"I often have toast for breakfast, and it's a problem if there's no butter," a 40-ish homemaker tells Friday (June 19). "My son in primary school often complains when I can't serve it to him."
These days it's become common in Japanese supermarkets to see signs posted that read "Butter limited to one item per customer." The problem first surfaced in 2013, and butter has gradually vanished from store shelves.
For the nation's confectionery manufacturers, though, it's becoming a matter of life and death.
"To make shortbread, we use about 250 kilograms of butter a month," says Kazufumi Hondo, president of Hokkaido-based confectioner Paris 16e. "The year before last, we sold a 450 gram loaf for 480 yen. Now it's 580 yen. To make up for the butter shortfall, from last year we began producing our own from dairy cream."
What's behind the butter shortage? Friday blames it on the Ministry of Agriculture, Forestry and Fisheries and a group called the Agriculture & Livestock Industries Corporation (Nochiku Sangyo Shinko Kiko), which is largely made up of "amakudari" -- retired bureaucrats on their second careers -- which has been working at expanding certain vested interests.
"Three 'inane plans" being pushed by the Agriculture Ministry have caused the supply and demand to collapse," says Yoshihiro Asakawa, a journalist covering agribusiness.
The first of the three "inane plans" was the subsidy system for processed dairy products, which at the moment is only given to producers in Hokkaido.

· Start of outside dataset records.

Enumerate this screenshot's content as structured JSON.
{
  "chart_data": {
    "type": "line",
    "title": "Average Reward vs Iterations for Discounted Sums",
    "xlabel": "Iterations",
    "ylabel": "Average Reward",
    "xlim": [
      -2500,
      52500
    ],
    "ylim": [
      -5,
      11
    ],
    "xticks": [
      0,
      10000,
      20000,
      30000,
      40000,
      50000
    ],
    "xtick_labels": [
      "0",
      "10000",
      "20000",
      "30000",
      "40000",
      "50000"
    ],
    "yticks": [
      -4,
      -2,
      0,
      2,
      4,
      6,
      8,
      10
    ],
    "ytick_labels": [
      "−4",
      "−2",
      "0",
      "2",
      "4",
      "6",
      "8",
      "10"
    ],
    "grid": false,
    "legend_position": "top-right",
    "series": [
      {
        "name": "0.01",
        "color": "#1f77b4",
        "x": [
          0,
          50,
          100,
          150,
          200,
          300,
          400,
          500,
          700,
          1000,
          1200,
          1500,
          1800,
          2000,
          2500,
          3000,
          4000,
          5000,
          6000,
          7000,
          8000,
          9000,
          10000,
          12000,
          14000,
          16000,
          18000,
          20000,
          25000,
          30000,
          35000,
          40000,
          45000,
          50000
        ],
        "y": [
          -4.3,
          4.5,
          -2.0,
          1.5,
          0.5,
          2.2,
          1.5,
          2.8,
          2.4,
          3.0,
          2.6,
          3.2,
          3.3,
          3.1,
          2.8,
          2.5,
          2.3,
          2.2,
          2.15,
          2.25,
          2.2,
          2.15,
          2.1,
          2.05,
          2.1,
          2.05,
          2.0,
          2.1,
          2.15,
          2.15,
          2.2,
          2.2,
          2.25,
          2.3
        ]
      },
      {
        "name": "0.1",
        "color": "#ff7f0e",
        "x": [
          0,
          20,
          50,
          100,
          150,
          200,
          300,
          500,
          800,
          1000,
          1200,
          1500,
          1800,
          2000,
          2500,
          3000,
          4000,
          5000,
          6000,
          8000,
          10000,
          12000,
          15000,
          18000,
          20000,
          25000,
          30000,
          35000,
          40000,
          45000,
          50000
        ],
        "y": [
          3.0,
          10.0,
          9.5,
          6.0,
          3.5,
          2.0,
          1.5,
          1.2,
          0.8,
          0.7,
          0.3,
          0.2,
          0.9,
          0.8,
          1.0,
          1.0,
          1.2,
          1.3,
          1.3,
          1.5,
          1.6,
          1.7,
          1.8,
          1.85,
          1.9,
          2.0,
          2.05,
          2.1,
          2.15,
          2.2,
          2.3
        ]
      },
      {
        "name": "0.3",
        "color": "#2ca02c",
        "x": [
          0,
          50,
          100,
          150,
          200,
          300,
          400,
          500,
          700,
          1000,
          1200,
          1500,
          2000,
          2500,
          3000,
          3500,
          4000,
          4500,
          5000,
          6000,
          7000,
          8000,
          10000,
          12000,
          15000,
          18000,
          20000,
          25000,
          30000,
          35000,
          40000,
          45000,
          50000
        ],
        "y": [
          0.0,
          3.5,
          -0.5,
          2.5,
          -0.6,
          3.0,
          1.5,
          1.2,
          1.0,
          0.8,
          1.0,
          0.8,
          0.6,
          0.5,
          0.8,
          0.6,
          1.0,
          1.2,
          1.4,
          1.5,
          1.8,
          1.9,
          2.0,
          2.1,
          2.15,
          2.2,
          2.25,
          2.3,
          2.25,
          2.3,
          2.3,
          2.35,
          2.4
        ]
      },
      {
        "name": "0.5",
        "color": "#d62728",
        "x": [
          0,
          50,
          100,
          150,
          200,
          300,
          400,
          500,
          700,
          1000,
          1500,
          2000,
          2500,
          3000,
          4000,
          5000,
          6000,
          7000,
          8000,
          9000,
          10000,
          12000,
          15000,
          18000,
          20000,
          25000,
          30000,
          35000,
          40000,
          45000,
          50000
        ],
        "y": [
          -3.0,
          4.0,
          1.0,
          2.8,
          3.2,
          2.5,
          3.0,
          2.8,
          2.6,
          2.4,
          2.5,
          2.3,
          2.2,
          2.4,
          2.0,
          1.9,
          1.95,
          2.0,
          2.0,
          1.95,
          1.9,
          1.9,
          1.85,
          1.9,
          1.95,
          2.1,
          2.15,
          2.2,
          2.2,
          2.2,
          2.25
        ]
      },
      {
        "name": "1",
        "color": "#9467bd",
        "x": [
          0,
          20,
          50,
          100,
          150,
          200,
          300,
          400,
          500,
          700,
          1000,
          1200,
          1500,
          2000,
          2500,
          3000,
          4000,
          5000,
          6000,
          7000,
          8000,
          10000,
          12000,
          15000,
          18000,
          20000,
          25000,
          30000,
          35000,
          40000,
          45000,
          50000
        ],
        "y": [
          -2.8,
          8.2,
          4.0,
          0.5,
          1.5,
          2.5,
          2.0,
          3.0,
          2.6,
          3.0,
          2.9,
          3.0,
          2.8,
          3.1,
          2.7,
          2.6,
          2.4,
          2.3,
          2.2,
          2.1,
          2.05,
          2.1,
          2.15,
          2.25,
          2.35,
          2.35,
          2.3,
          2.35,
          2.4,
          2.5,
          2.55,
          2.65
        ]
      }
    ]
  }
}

Dairy farmers receive a 12.9 yen subsidy for each kilogram of raw milk used in the making of butter. As Hokkaido produces 80% of Japan's butter, Asakawa explains, the policy has led to an over-concentration in one part of the country. So if Hokkaido dairy production is even slightly destabilized, it will result in a drop in butter production.
The second problem, according to Asakawa, stems from the subsidies for cheese. As Japan keeps importing more cheese from abroad, the ministry has shown stubborn determination to develop its domestic industry, offering a subsidy of 15.53 yen per kilogram of raw milk used in the making of cheese. And in addition, half the cost of building production plants is covered by government subsidies.
The Agriculture & Livestock Industries Corporation has been encouraging production of cheese to the tune of 31 billion yen in government subsidies. After the butter shortage became severe last year, the bureaucrats tried to backtrack and persuade the cheese makers to shift their raw materials to address the butter shortfall, but other bureaucrats told them not to bother, claiming if consumers could get their hands on more butter they'd hoard it.
As opposed to production of 64,800 tons of butter this year, total demand is expected to reach 74,700 tons, leaving the shortfall to be made up by imports. But then the Agriculture & Livestock Industries Corporation -- which is the sole entity authorized to import butter -- stepped in with "inane plan" number 3. This involves piling an additional markup on top of the existing 35% import duty (which gets tacked on to imports above 600 tons per year). The end result is a fourfold rise in the retail price of a kilogram of butter, from about 500 yen to 2,000 yen. Thus for all intents and purposes pricing it out of the market.
Friday notes that of the 10 directors of the Agriculture & Livestock Industries Corporation, five are former Agriculture Ministry bureaucrats, and one is an "old boy" from the Ministry of Foreign Affairs. The corporation's director pulls in a cozy annual salary of around 16.72 million yen. Enough, the magazine notes bitterly, to let him live off the fat of the land, while the hoi polloi are obliged to make do with less... and less.